Netanyahu, who speaks English flawlessly, emerged during his years in Washington and at the United Nations as a principal Likud spokesman on “Nightline” and other American television news programs.

During the 1991 Persian Gulf War, he became internationally known as Israel’s spokesman, appearing in a gas mask on CNN.

Netanyahu, who became the Likud Party leader in 1993, shocked Israelis during his campaign for the position by going on television to announce that he had an affair, a scandal that came to be known as “Bibigate.”

Netanyahu, who has been married three times, said he went public because opponents inside Likud were trying to blackmail him with a steamy videotape. He currently is married to Sara, with whom he has two young sons. He also has an 18-year-old daughter from his first marriage.

Last November, he was in the hot seat again, facing accusations that he had fostered the climate of extremism that led to the assassination of Prime Minister Yitzhak Rabin – charges by Labor supporters that he vigorously denied.

Netanyahu, a skilled political operator, improved his chances for the premiership by negotiating a merger between Likud and the Tsomet and Gesher parties, which resulted in the heads of those parties, Rafael Eitan and David Levy, deciding not to enter the prime minister contest.

Netanyahu, who ran an American-styled campaign that included commercials filmed in a room that resembled the White House’s Oval Office, is the son of a Cornell University professor.

Born in Tel Aviv, Netanyahu spent most of his teen years in the United States, attending high school in suburban Philadelphia and studying architecture and business administration at the Massachusetts Institute of Technology.
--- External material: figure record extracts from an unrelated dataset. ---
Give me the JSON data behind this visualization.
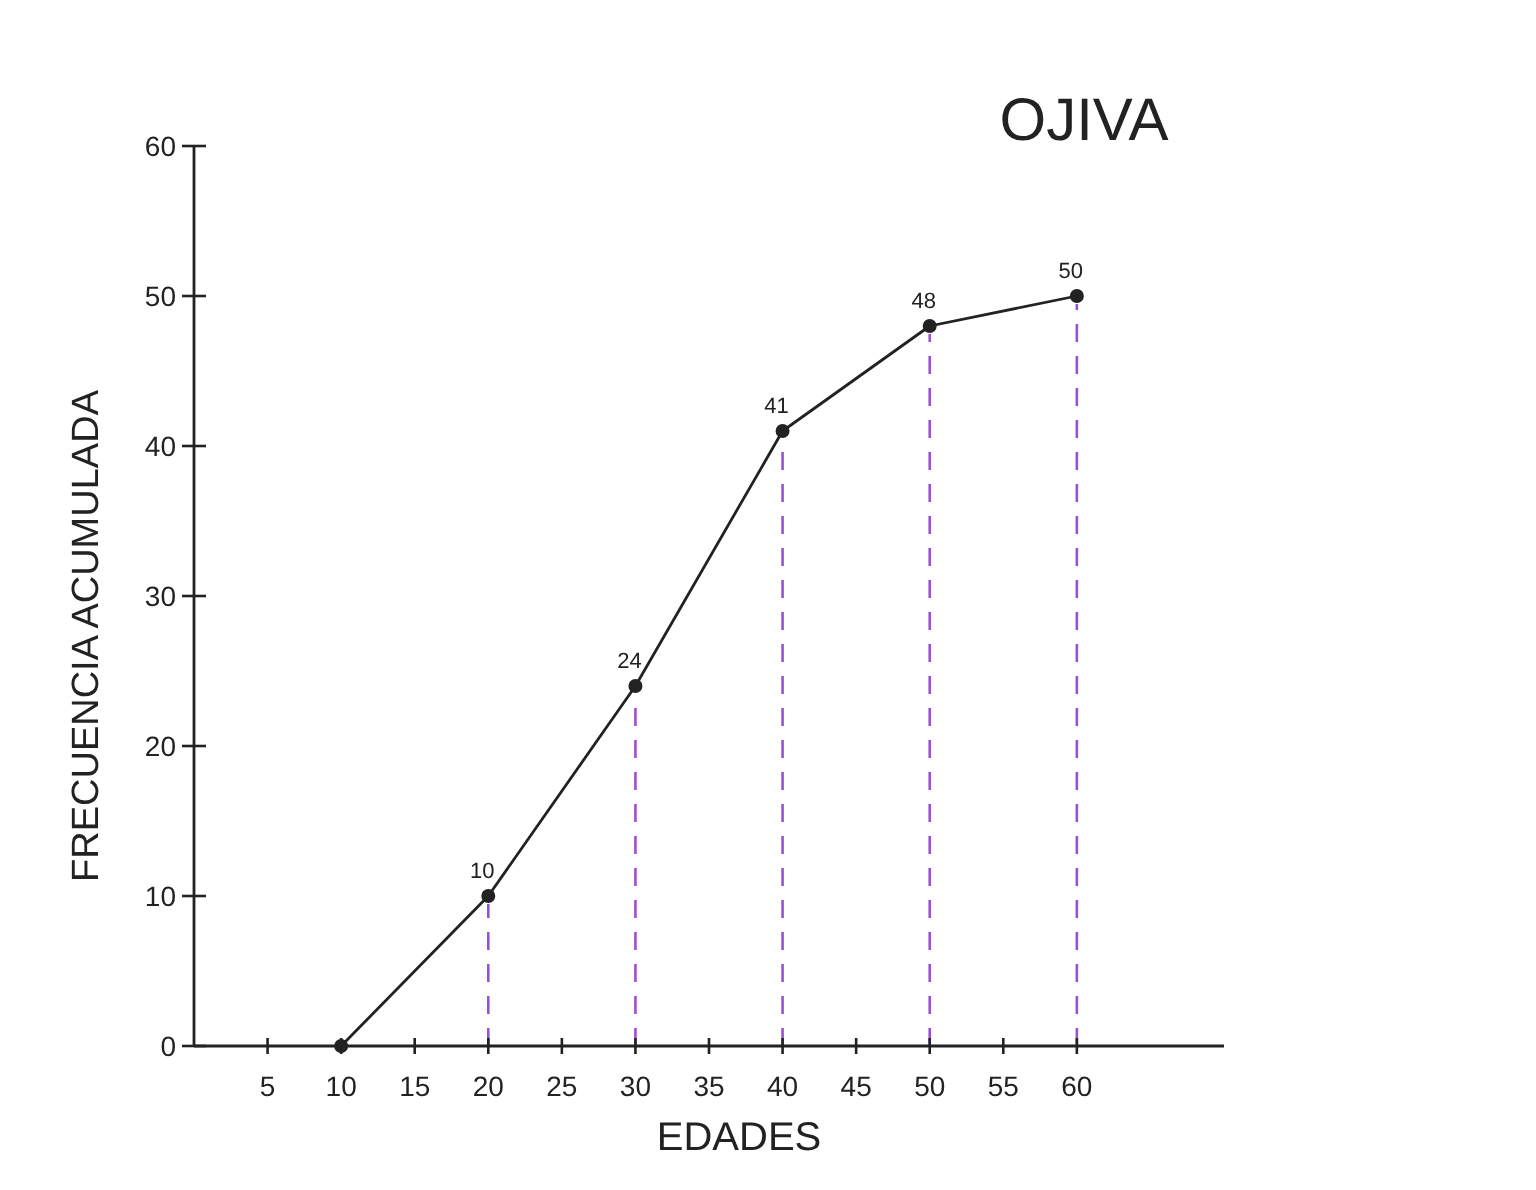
{
  "chart_data": {
    "type": "line",
    "title": "OJIVA",
    "xlabel": "EDADES",
    "ylabel": "FRECUENCIA ACUMULADA",
    "x": [
      10,
      20,
      30,
      40,
      50,
      60
    ],
    "series": [
      {
        "color": "#222222",
        "values": [
          0,
          10,
          24,
          41,
          48,
          50
        ],
        "value_labels": [
          null,
          "10",
          "24",
          "41",
          "48",
          "50"
        ]
      }
    ],
    "xlim": [
      0,
      70
    ],
    "xticks": [
      5,
      10,
      15,
      20,
      25,
      30,
      35,
      40,
      45,
      50,
      55,
      60
    ],
    "ylim": [
      0,
      60
    ],
    "yticks": [
      0,
      10,
      20,
      30,
      40,
      50,
      60
    ],
    "ref_lines": [
      {
        "axis": "x",
        "value": 20,
        "color": "#9b4fd6",
        "line_style": "dashed"
      },
      {
        "axis": "x",
        "value": 30,
        "color": "#9b4fd6",
        "line_style": "dashed"
      },
      {
        "axis": "x",
        "value": 40,
        "color": "#9b4fd6",
        "line_style": "dashed"
      },
      {
        "axis": "x",
        "value": 50,
        "color": "#9b4fd6",
        "line_style": "dashed"
      },
      {
        "axis": "x",
        "value": 60,
        "color": "#9b4fd6",
        "line_style": "dashed"
      }
    ],
    "marker": "circle",
    "line_style": "solid",
    "grid": false
  }
}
Netanyahu served as a soldier and officer in an anti-terror unit in the Israel Defense Force, leading commandos disguised as airport workers onto a commandeered Belgian Sabena airliner in May 1972. He was shot and wounded during that mission.

Netanyahu has written numerous articles in the American and foreign media and is the author and editor of several books, most of which deal with terrorism.
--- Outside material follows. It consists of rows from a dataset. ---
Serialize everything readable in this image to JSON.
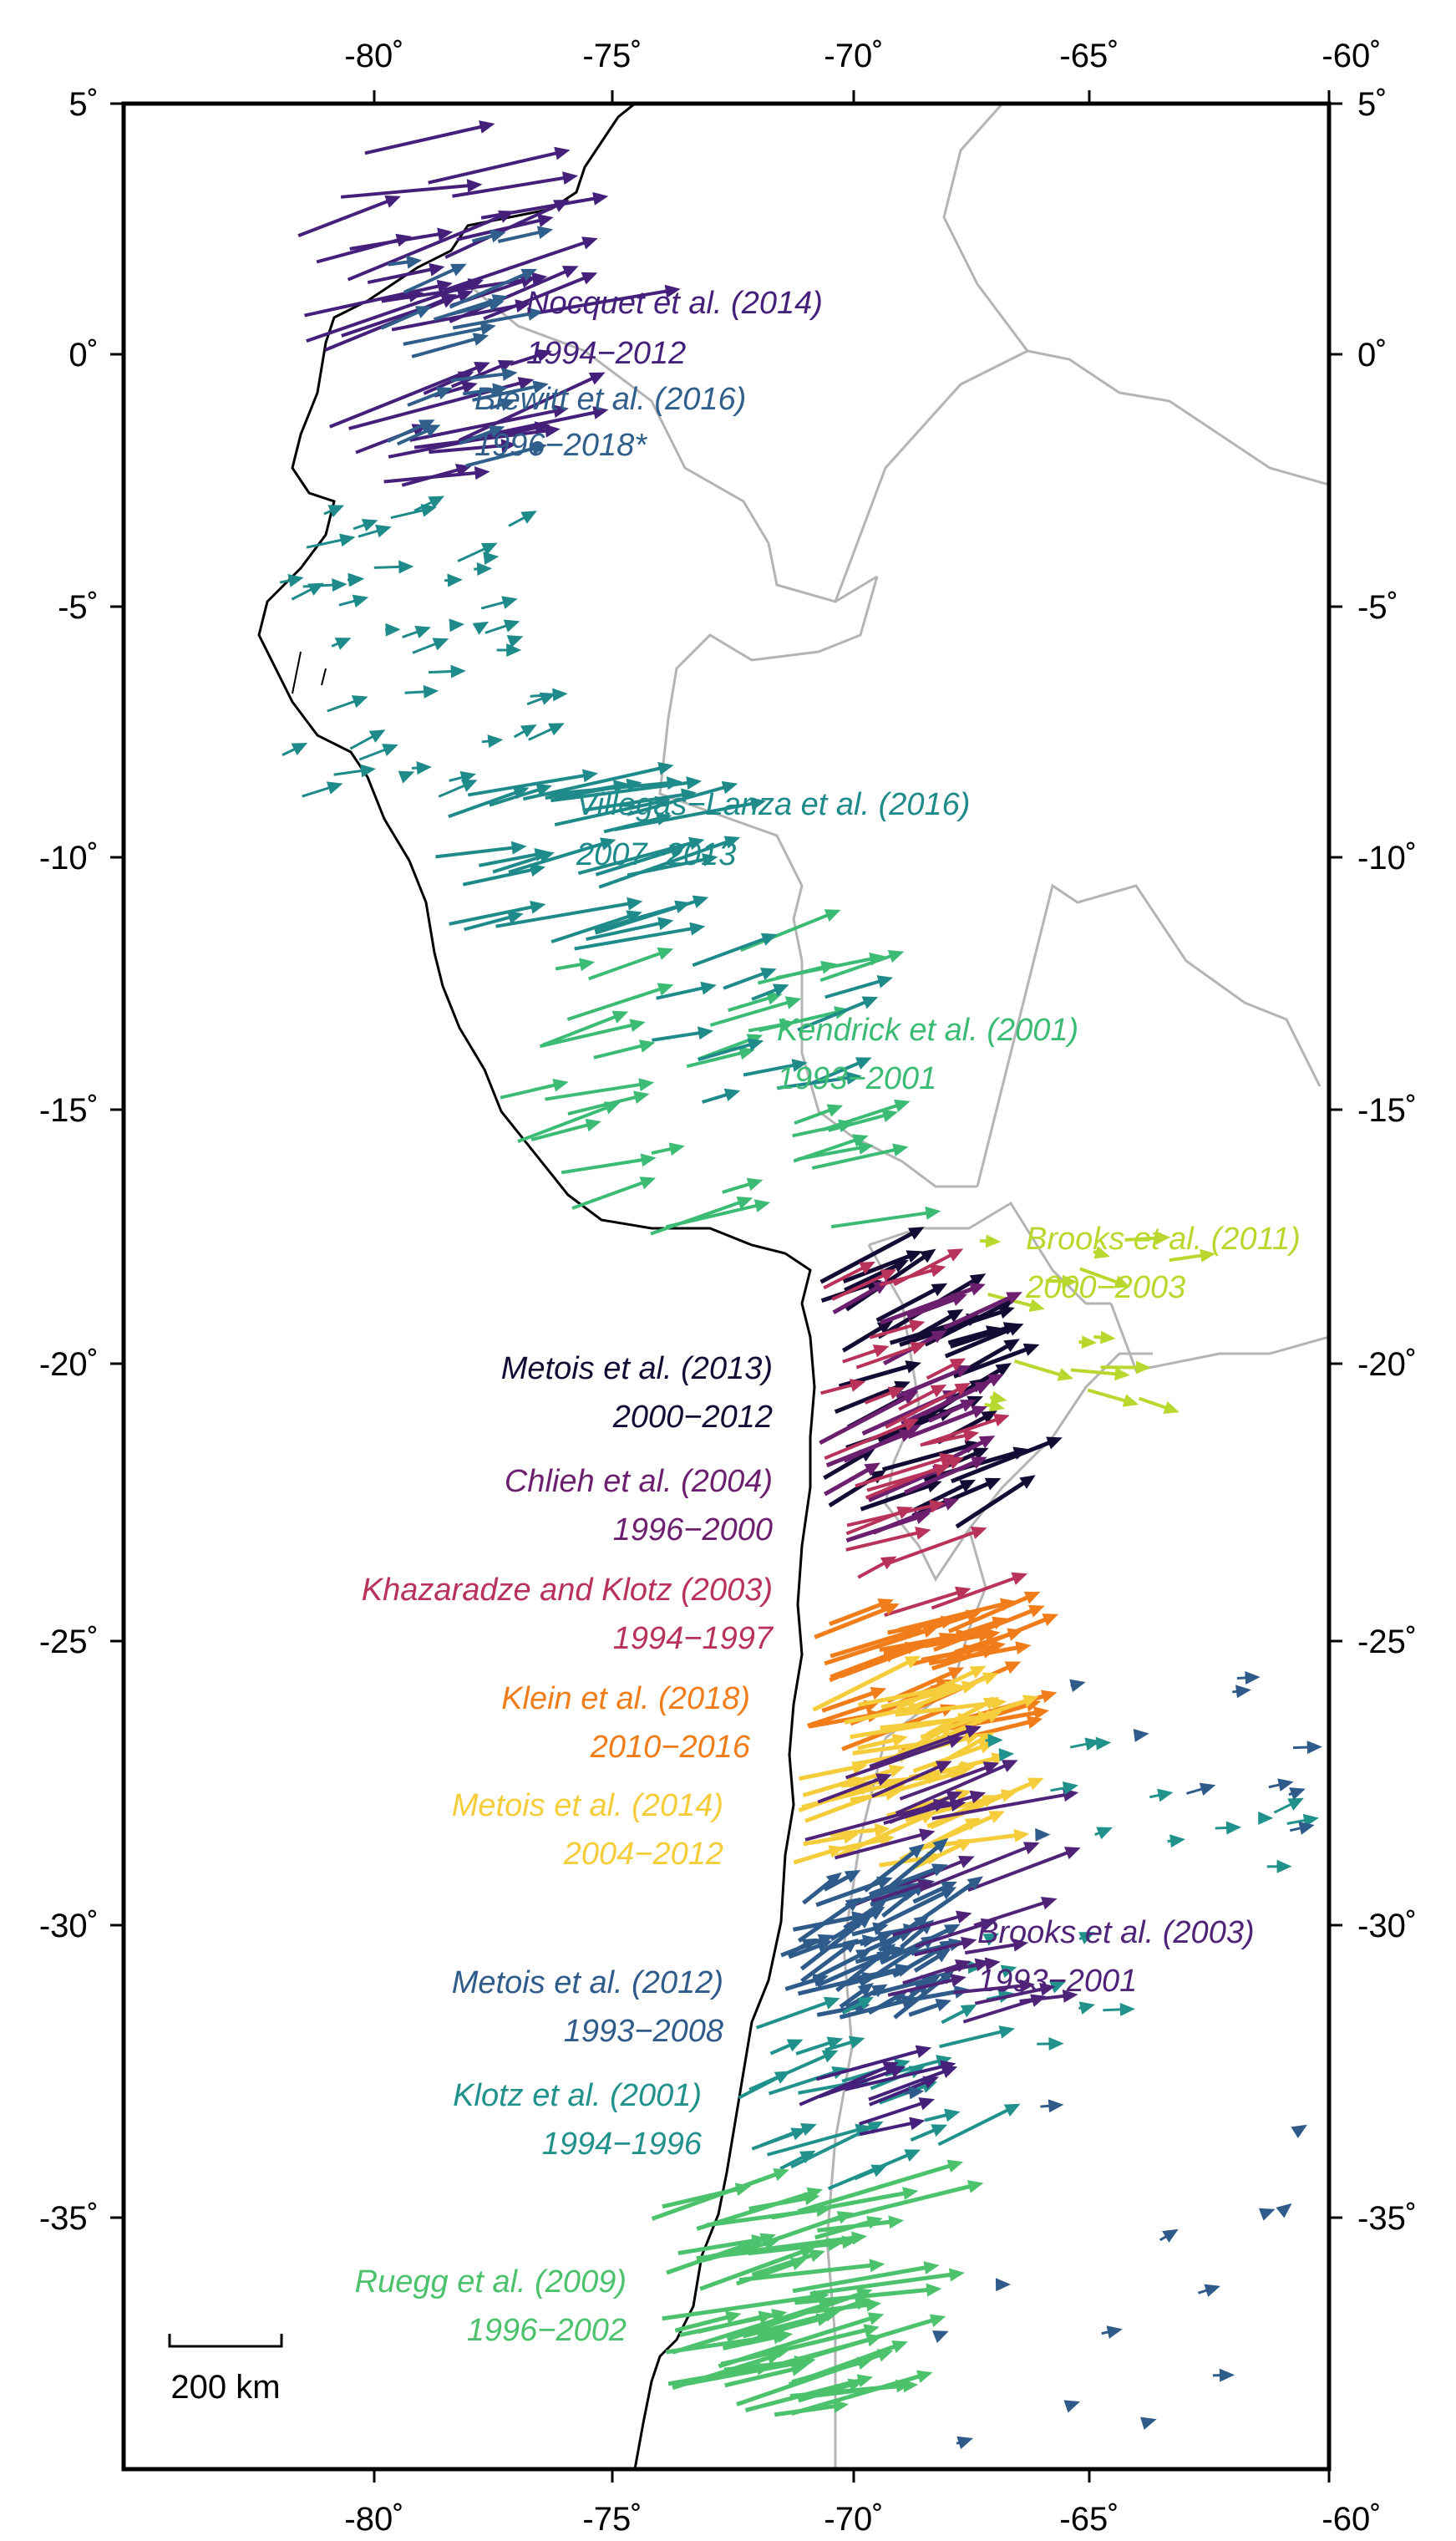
{
  "map": {
    "lon_ticks": [
      "-80˚",
      "-75˚",
      "-70˚",
      "-65˚",
      "-60˚"
    ],
    "lat_ticks": [
      "5˚",
      "0˚",
      "-5˚",
      "-10˚",
      "-15˚",
      "-20˚",
      "-25˚",
      "-30˚",
      "-35˚"
    ],
    "scale_bar": "200 km",
    "colors": {
      "frame": "#000000",
      "coastline": "#000000",
      "borders": "#b4b4b4",
      "nocquet": "#44207a",
      "blewitt": "#2f5f8a",
      "villegas": "#1f8a8a",
      "kendrick": "#3cbb75",
      "brooks2011": "#b8d82e",
      "metois2013": "#140b34",
      "chlieh": "#6b1f6e",
      "khazaradze": "#b8325a",
      "klein": "#f07d1a",
      "metois2014": "#f5cd3a",
      "brooks2003": "#4e2378",
      "metois2012": "#2f5b8a",
      "klotz": "#21918c",
      "ruegg": "#4cc26c"
    }
  },
  "datasets": [
    {
      "id": "nocquet",
      "name": "Nocquet et al. (2014)",
      "period": "1994−2012"
    },
    {
      "id": "blewitt",
      "name": "Blewitt et al. (2016)",
      "period": "1996−2018*"
    },
    {
      "id": "villegas",
      "name": "Villegas−Lanza et al. (2016)",
      "period": "2007−2013"
    },
    {
      "id": "kendrick",
      "name": "Kendrick et al. (2001)",
      "period": "1993−2001"
    },
    {
      "id": "brooks2011",
      "name": "Brooks et al. (2011)",
      "period": "2000−2003"
    },
    {
      "id": "metois2013",
      "name": "Metois et al. (2013)",
      "period": "2000−2012"
    },
    {
      "id": "chlieh",
      "name": "Chlieh et al. (2004)",
      "period": "1996−2000"
    },
    {
      "id": "khazaradze",
      "name": "Khazaradze and Klotz (2003)",
      "period": "1994−1997"
    },
    {
      "id": "klein",
      "name": "Klein et al. (2018)",
      "period": "2010−2016"
    },
    {
      "id": "metois2014",
      "name": "Metois et al. (2014)",
      "period": "2004−2012"
    },
    {
      "id": "brooks2003",
      "name": "Brooks et al. (2003)",
      "period": "1993−2001"
    },
    {
      "id": "metois2012",
      "name": "Metois et al. (2012)",
      "period": "1993−2008"
    },
    {
      "id": "klotz",
      "name": "Klotz et al. (2001)",
      "period": "1994−1996"
    },
    {
      "id": "ruegg",
      "name": "Ruegg et al. (2009)",
      "period": "1996−2002"
    }
  ]
}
Until now he has often been in the shadow of his older brother.

Considered a hero by the Jewish state, Yonatan “Yoni” Netanyahu died in action leading the spectacular 1976 Israeli raid on Entebbe airport in Uganda to free Israelis hijacked on an Air France plane by Arab and West German terrorists.

Interestingly, the Israeli rescue, which has been called a watershed event in the war against terrorism, was overseen in large part by then-Defense Minister Peres.

Netanyahu, during the latest campaign, flayed Peres as wrongly putting his trust in the Palestinians, citing as proof the string of suicide bombings in February and March.

Since 1976, Netanyahu has been the director of the Jonathan Institute, named after his brother, a foundation that studies ways to combat terrorism.